本発明は、熱源機からの熱媒が循環供給されて居室を暖房する床暖房部と、前記熱源機からの熱媒が循環供給されて浴室を暖房する浴室暖房部とが備えられた暖房システムに関する。
かかる暖房システムは、一般家庭等において、リビング等の居室を床暖房部にて暖房することができ、また、浴室を浴室暖房部にて暖房することができる(例えば、特許文献1参照)。
つまり、リビング等の居室は居住者が多くの時間を過ごすことになるので、リビング等の居室については多くの時間に亘り床暖房部にて暖房される傾向となり、また、浴室については、入浴を開始する前に浴室暖房部にて暖房することが行われることになる。
特開2004-61037号公報
入浴する際に浴室が寒い場合(浴室温度が低い場合)には入浴者に不快感を与えることになるため、上述の如く、入浴を開始する前には、浴室を浴室暖房部にて予め暖房することが推奨されている。

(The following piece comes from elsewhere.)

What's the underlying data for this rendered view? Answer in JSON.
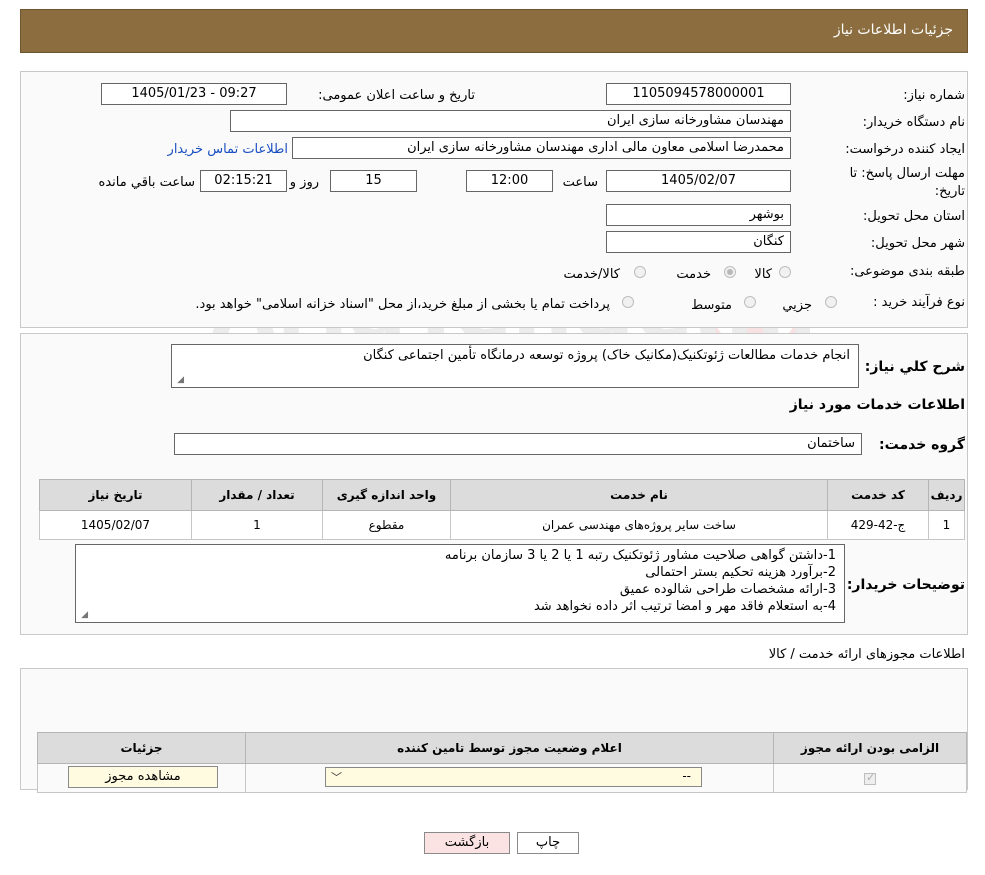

特に、冬期等において、リビング等の居室の居室温度が床暖房部の暖房により上昇されているのにも拘わらず、浴室暖房部にて浴室が暖房されていないと、浴室の浴室温度が居室温度よりもかなり低い状態になっていることに起因して、入浴者に大きな不快感を与えることになるばかりでなく、入浴者にヒートショックを与えて、血圧の急上昇や脈拍数の急増等に起因するトラブルの発生を招く虞がある。
このため、冬期等において、リビング等の居室の居室温度が床暖房部の暖房により上昇されているとき等、浴室の浴室温度が居室の居室温度よりもかなり低い場合には、入浴を開始する前に浴室の内部を浴室暖房部にて暖房することが、強く推奨される。
しかしながら、従来では、入浴を予定している入浴者が、入浴を開始する前に、居室の居室温度と浴室の浴室温度との温度差を認識することができないため、入浴を開始する前に浴室を浴室暖房部にて予め暖房することを忘れる等により、居室の居室温度と浴室の浴室温度との温度差が大きい状態で入浴が開始される虞があった。
本発明は、上記の課題に鑑みてなされたものであり、その目的は、既設の構成を有効利用した簡素な構成にて、居室の居室温度と浴室の浴室温度との温度差が大きい状態で入浴が開始されることを回避できる暖房システムを提供する点にある。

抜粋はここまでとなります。